These deficiencies can cause many disorders, such as anemia and goiter. Examples of mineral deficiencies include zinc deficiency, iron deficiency, and magnesium deficiency. Common mineral deficiencies in patients with eating disorders include calcium, iron, and zinc. Serum calcium levels in patients with eating disorders are usually normal, as the body removes calcium from bones to preserve serum calcium levels.
It is important to have a thorough dietary history to identify if patients consume an adequate amount of calcium. If possible, calcium should come from dietary sources, although supplementation is appropriate when necessary. Patients with eating disorders may be at greater risk of iron deficiency, although the data are conflicting. When evaluating patients with eating disorders, dieticians should identify sources of iron in their intake, the consumption of beverages that inhibit iron absorption (coffee, tea, and others), and the presence of amenorrhea.
The plasma ferritin level can also help identify early iron deficiency and determine if supplementation is indicated. As we have said, mineral deficiency in the body can be caused by different minerals.

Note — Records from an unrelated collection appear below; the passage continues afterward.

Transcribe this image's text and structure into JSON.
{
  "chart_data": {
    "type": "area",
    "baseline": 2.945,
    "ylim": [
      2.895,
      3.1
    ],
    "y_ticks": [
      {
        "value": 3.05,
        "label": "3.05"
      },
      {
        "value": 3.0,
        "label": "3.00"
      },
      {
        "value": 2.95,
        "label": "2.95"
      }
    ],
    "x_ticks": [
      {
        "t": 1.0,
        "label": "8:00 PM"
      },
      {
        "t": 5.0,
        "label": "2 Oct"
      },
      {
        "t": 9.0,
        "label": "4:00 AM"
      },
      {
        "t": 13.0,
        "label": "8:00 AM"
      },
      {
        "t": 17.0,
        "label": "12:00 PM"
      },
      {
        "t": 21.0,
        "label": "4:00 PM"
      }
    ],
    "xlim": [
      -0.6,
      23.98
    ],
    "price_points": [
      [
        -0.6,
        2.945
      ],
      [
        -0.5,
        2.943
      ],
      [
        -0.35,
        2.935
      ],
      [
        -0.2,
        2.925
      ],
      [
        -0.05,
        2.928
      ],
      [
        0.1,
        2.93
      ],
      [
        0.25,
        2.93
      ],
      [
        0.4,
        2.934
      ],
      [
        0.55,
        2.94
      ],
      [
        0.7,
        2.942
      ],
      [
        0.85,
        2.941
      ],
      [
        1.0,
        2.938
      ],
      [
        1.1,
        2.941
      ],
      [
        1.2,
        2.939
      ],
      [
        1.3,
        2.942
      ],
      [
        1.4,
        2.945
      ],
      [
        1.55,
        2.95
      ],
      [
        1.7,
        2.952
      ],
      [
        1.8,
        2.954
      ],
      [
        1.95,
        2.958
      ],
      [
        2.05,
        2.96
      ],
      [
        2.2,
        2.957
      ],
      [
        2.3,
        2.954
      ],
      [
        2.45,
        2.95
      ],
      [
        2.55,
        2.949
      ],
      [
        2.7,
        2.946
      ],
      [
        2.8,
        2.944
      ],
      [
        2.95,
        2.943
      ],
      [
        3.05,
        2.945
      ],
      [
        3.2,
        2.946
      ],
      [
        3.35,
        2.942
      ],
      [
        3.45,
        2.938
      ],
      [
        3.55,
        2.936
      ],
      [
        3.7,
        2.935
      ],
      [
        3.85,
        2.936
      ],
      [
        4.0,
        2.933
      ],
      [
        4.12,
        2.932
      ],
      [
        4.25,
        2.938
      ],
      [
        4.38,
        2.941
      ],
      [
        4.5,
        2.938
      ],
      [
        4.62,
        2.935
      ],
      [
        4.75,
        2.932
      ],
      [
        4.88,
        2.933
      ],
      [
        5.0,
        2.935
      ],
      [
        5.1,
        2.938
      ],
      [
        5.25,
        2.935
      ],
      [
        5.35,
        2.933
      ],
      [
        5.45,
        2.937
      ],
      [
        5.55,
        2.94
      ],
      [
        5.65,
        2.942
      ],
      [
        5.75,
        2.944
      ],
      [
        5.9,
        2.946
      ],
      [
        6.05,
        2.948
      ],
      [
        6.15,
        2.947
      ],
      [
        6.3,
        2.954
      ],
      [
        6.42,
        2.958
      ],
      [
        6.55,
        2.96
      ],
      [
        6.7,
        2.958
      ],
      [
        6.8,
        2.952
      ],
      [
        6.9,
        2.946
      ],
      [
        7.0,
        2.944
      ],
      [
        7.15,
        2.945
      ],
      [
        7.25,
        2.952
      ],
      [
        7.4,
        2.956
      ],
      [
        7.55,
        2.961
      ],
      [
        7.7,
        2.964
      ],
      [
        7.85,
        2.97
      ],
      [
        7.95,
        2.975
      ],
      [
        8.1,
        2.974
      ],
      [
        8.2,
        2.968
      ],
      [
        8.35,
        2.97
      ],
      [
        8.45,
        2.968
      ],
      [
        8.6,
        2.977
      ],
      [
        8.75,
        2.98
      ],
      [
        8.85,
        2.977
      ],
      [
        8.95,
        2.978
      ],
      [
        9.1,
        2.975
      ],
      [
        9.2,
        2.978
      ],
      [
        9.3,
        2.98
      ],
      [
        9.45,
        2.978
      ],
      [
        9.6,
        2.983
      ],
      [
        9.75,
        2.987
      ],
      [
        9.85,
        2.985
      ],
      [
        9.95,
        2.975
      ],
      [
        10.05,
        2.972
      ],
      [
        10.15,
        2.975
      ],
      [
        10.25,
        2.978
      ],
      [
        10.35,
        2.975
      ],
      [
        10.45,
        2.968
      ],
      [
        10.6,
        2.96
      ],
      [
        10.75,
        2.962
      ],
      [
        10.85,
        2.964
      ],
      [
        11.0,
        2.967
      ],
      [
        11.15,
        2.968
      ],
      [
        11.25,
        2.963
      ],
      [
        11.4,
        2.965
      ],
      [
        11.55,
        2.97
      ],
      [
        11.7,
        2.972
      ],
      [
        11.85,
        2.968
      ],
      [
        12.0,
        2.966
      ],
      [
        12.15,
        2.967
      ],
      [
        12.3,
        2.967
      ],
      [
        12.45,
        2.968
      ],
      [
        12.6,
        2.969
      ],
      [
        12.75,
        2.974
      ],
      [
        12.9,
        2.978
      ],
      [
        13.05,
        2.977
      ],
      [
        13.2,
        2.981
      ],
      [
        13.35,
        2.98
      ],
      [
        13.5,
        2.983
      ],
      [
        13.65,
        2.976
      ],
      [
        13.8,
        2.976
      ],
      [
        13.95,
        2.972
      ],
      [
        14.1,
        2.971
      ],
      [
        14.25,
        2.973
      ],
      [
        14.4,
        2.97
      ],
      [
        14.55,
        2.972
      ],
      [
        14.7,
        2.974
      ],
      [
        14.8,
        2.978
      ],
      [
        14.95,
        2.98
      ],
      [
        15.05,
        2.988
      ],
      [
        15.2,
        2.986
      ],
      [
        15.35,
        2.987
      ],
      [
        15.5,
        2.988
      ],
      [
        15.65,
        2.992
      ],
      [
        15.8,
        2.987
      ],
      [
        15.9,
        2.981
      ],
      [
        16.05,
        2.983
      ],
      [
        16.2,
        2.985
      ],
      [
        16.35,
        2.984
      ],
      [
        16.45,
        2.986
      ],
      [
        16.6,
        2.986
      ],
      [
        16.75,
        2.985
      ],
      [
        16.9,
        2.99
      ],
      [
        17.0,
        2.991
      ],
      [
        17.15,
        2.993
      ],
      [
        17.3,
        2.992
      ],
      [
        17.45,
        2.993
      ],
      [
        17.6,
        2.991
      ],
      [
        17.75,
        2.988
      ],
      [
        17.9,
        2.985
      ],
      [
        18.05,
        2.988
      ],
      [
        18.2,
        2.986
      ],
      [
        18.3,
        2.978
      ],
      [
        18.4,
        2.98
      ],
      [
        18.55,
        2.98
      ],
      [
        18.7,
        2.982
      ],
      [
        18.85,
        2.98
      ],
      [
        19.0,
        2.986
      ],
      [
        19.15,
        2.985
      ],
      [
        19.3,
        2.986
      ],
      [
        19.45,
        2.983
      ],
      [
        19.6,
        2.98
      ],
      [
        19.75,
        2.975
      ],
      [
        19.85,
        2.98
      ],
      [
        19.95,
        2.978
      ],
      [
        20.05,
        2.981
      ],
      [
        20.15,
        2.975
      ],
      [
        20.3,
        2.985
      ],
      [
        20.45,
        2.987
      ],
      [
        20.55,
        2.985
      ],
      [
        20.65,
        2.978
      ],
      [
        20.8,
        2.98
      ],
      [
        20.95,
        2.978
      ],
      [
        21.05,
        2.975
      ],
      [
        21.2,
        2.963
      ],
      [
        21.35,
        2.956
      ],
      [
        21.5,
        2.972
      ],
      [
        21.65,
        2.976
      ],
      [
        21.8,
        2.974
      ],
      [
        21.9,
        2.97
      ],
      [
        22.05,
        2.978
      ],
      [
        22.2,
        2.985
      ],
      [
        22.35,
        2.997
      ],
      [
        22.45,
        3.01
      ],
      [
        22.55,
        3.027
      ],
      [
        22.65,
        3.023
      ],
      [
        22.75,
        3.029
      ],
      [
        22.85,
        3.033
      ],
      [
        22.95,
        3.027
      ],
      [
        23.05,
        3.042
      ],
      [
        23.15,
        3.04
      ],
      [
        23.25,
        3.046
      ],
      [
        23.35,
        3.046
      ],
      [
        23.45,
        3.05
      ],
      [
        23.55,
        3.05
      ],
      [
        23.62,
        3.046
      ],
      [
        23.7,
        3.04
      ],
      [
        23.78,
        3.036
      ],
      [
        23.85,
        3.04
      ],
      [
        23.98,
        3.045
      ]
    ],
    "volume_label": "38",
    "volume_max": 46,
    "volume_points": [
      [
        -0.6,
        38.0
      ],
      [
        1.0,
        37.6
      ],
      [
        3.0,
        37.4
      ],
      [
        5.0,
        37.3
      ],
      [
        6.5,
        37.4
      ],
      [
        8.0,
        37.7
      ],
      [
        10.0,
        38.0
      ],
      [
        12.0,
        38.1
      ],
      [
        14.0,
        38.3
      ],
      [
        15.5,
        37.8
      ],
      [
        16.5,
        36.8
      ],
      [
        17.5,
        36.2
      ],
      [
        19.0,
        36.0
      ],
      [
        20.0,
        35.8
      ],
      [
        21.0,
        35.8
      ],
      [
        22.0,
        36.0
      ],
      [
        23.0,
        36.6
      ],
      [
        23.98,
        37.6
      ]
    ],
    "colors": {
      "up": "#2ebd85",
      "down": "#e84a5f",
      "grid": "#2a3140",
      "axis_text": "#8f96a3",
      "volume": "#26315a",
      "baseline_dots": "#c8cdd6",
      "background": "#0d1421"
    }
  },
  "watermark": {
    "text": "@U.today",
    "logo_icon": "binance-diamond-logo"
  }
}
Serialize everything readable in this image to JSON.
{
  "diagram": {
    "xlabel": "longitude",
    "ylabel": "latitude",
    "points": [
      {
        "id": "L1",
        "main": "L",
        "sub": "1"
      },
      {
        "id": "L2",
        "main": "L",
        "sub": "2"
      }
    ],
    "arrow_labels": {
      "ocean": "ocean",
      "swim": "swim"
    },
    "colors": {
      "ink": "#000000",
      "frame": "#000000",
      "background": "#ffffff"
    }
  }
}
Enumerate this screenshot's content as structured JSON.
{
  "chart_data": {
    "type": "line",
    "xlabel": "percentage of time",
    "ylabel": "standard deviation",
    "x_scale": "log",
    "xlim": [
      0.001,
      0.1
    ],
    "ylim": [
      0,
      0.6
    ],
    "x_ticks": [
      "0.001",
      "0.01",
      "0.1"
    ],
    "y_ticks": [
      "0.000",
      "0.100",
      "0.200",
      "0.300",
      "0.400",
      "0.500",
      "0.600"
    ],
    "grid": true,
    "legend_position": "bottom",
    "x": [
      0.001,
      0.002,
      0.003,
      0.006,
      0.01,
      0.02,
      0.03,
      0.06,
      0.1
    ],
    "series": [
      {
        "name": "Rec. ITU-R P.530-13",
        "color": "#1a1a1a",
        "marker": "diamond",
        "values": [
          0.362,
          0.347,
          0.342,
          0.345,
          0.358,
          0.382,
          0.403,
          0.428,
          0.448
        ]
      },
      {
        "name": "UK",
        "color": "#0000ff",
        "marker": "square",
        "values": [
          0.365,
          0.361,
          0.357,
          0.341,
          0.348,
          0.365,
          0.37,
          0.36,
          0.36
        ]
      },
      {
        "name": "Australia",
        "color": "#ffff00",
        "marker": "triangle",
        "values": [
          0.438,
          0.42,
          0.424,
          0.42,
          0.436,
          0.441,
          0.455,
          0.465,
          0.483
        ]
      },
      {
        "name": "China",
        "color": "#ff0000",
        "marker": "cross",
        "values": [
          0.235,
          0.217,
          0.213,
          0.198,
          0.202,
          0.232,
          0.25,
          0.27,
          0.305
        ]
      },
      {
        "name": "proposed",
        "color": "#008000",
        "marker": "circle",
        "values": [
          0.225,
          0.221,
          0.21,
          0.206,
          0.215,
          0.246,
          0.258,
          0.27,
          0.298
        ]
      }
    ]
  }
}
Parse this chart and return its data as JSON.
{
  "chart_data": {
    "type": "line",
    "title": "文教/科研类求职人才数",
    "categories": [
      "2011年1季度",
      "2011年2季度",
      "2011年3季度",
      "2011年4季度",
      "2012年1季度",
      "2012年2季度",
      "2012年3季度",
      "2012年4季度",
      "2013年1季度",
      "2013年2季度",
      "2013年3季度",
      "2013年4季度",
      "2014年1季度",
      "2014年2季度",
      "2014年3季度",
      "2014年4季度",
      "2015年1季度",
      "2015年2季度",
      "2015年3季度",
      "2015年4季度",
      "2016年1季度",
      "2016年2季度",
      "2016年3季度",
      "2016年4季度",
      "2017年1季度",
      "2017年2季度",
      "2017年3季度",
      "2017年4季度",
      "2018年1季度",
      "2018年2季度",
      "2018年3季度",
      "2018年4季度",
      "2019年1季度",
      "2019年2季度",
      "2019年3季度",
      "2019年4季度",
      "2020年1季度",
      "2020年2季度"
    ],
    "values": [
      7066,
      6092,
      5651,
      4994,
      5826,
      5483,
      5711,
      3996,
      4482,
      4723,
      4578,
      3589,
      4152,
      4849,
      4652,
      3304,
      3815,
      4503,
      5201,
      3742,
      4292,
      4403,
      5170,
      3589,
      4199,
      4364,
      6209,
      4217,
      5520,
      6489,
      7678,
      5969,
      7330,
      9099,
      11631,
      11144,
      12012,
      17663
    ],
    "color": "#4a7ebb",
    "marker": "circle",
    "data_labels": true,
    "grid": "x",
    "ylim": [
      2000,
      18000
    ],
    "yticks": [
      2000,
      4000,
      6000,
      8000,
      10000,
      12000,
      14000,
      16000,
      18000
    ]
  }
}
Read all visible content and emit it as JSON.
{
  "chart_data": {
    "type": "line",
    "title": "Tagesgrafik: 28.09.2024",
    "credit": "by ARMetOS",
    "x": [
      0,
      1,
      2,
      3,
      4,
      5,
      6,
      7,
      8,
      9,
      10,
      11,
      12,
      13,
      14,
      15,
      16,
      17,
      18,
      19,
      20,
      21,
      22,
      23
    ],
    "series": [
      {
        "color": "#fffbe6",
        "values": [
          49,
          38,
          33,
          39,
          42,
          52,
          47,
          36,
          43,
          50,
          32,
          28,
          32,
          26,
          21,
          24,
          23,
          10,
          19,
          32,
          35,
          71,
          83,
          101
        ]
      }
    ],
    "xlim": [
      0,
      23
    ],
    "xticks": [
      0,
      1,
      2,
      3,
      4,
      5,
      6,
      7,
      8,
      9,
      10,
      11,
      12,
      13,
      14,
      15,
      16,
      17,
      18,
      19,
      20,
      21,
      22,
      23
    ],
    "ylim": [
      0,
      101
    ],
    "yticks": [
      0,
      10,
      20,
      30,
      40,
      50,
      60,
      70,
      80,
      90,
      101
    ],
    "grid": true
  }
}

As the effect of each mineral on the body is different, the symptoms of mineral deficiency are also different. In general, the most common mineral deficiencies are magnesium deficiency, zinc deficiency, and calcium deficiency.
For example, in the doctor's office, most of the focus is solely on iodine and iron. Iodine, because its deficiency is associated with a decrease in the production of thyroid hormones and iron is labeled as deficient in hemoglobin. However, in reality, low thyroid hormone levels can be the cause of selenium deficiency, and a low level of hemoglobin (anemia) can hide a copper deficiency.